D.Un’ultima breve domanda: come pensa che creare un ambiente di cooperazione o di protezione sociale possa aiutarci a non essere così negativi nella vita quotidiana, nei rapporti con la famiglia e con i problemi di ogni giorno, e a rafforzare il prossimo movimento? E di conseguenza, vorrei chiederle se ha una routine quotidiana da consigliare a un CEO.
R. Non ho una routine giornaliera da consigliare, ma credo che la premessa della sua domanda sia giustissima. Prima del Covid-19 abbiamo diffuso il modello dell’economia statunitense in tutto il mondo, tanto che sono stati in molti a seguirlo. È un’economia basata sull’insicurezza. Negli Stati Uniti gran parte dei nuovi lavori negli ultimi dieci o quindici anni si sono creati nella cosiddetta “gig economy” dove non si sa quanto si lavorerà o quanto si guadagnerà nella prospettiva di settimane e tutto ciò genera una situazione di grande insicurezza. Ci sono molti lavoratori a contratto, e questo è diffuso anche in Europa dove le persone che hanno contratti a tempo indeterminato sono in numero minore, e si alternano licenziamenti e assunzioni. Abbiamo creato un’economia basata in gran parte sull’instabilità, invece che sulla stabilità e questo ha creato molta ansia che è una delle ragioni per cui almeno negli Stati Uniti e nel Regno Unito, i due paesi che conosco meglio, c’è un aumento dei casi di depressione; Vitality, che gestisce uno studio sui posti di lavoro nel Regno Unito, afferma che negli ultimi cinque anni i casi di depressione sono aumentati del 400%.
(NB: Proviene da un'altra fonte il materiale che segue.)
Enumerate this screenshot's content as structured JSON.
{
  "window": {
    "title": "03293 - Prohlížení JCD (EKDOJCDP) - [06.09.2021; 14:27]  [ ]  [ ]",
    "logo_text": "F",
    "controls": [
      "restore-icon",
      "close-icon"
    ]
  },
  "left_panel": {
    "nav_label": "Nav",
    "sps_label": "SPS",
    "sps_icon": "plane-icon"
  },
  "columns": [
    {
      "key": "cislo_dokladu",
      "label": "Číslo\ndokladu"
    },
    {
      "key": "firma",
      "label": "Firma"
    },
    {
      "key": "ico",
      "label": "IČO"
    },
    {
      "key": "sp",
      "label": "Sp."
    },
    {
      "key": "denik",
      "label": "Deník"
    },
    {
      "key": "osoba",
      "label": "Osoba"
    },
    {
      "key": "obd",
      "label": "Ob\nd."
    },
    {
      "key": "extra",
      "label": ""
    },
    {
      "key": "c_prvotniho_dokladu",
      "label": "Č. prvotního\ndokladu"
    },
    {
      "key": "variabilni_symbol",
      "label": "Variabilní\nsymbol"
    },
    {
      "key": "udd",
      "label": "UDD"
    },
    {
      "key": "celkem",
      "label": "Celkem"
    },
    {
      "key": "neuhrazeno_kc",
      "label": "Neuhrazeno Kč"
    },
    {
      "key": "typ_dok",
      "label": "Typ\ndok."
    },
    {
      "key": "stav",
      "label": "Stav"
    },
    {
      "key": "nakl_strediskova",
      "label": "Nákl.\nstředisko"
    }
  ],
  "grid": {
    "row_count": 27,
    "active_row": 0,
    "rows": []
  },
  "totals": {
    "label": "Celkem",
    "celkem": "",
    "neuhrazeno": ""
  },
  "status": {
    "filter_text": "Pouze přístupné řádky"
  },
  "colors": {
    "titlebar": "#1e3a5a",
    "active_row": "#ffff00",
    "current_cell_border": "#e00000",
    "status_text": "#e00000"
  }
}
Le economie che abbiamo costruito non sono sostenibili. Non è possibile costruire un sistema efficace per il lungo termine sulla base della paura, dell’instabilità e dell’insicurezza. Quindi la premessa della sua domanda è giusta e saggia: se vogliamo che le persone e le aziende possano fiorire serve una certa stabilità, perché altrimenti non ci riusciranno.
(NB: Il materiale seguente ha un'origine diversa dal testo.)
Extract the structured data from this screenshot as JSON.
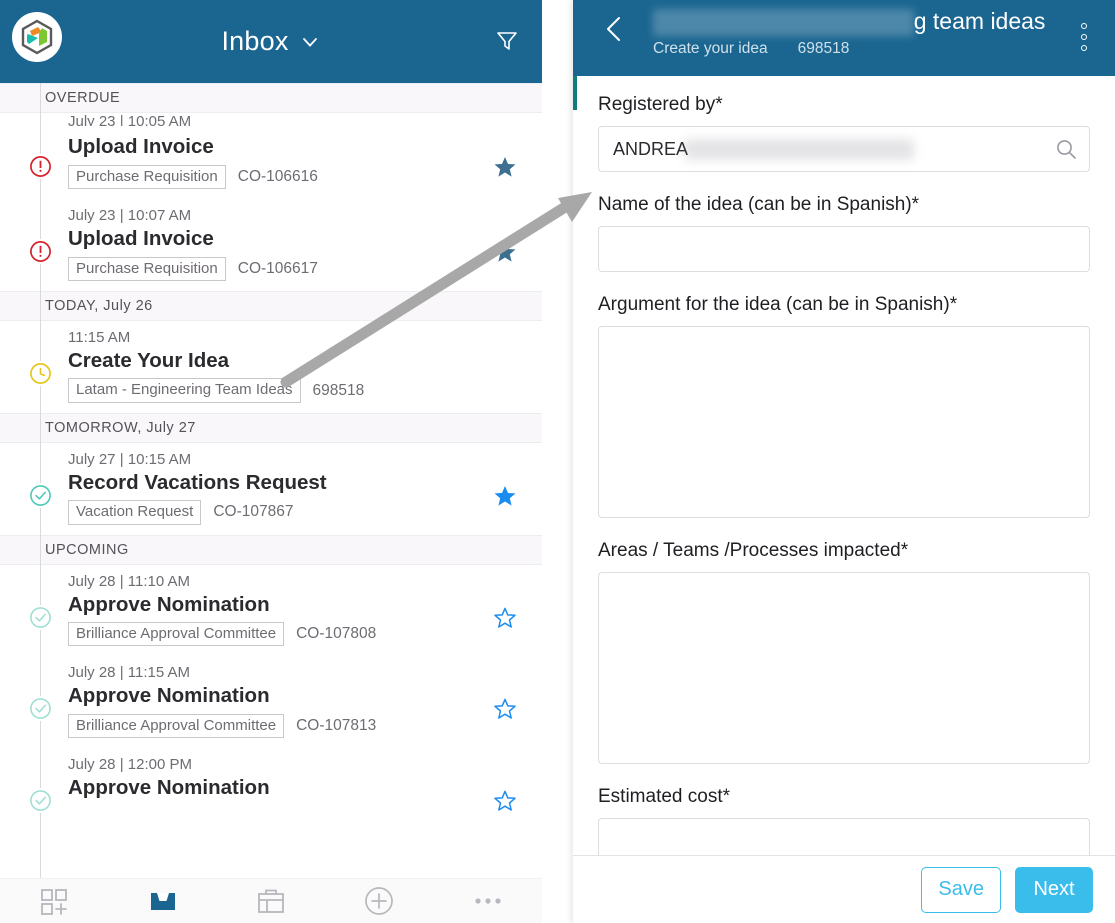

D. Ancora un’ultima domanda riguardo il biohacking. È un argomento che sta attirando attenzione focalizzandosi, ad esempio, su come dormire, come mangiare e come fare esercizio nel modo migliore. In particolare nel settore del business si dà grande rilievo al rendimento e alla performance, come se il CEO debba poter guidare il business per sedici ore al giorno senza dormire. Tuttavia le conseguenze di questi comportamenti sono molto negative. Ritiene che occuparsi della propria salute, come individuo, come manager e anche come cittadino, possa avere un impatto sulla società, sul business o su altro.
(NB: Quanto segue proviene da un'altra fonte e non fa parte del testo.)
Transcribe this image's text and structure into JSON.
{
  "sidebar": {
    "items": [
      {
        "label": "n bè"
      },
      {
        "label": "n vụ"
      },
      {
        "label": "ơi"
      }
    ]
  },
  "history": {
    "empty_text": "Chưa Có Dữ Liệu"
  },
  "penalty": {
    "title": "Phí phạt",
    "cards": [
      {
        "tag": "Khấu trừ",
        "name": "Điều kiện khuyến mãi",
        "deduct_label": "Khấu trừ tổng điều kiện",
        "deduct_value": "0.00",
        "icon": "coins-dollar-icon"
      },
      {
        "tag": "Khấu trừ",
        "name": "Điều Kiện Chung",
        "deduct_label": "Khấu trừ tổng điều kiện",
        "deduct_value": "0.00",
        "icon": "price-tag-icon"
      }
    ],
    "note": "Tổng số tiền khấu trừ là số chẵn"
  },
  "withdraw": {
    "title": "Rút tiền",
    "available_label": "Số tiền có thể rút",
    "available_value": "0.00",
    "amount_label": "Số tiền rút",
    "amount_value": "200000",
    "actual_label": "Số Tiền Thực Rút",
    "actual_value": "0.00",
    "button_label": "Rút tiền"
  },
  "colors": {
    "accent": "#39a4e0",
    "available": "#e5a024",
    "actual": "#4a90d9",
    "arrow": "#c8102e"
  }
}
R. Pienamente. Se ti dicessi che ti daranno un’automobile, ma non faranno mai alcuna manutenzione, né cambio dell’olio, né controlli al motore o alle sospensioni, né sostituzione delle parti, né riparazioni, penseresti che non è una buona idea. Hai acquistato la macchina a un costo molto alto e bisogna che si mantenga in buone condizioni. Questo vale anche per le persone, perché costituiscono un capitale e necessitano di cura, di riposo e di essere mantenute in buone condizioni. I dati ci dicono che gli individui sani sono più produttivi, e hanno risultati migliori; non è certo una sorpresa. Se hanno meno probabilità di cambiare lavoro, svolgono un lavoro migliore. Non vengono in azienda afflitti da distrazioni, ma capaci di impegnarsi completamente nella funzione che sono chiamati a svolgere.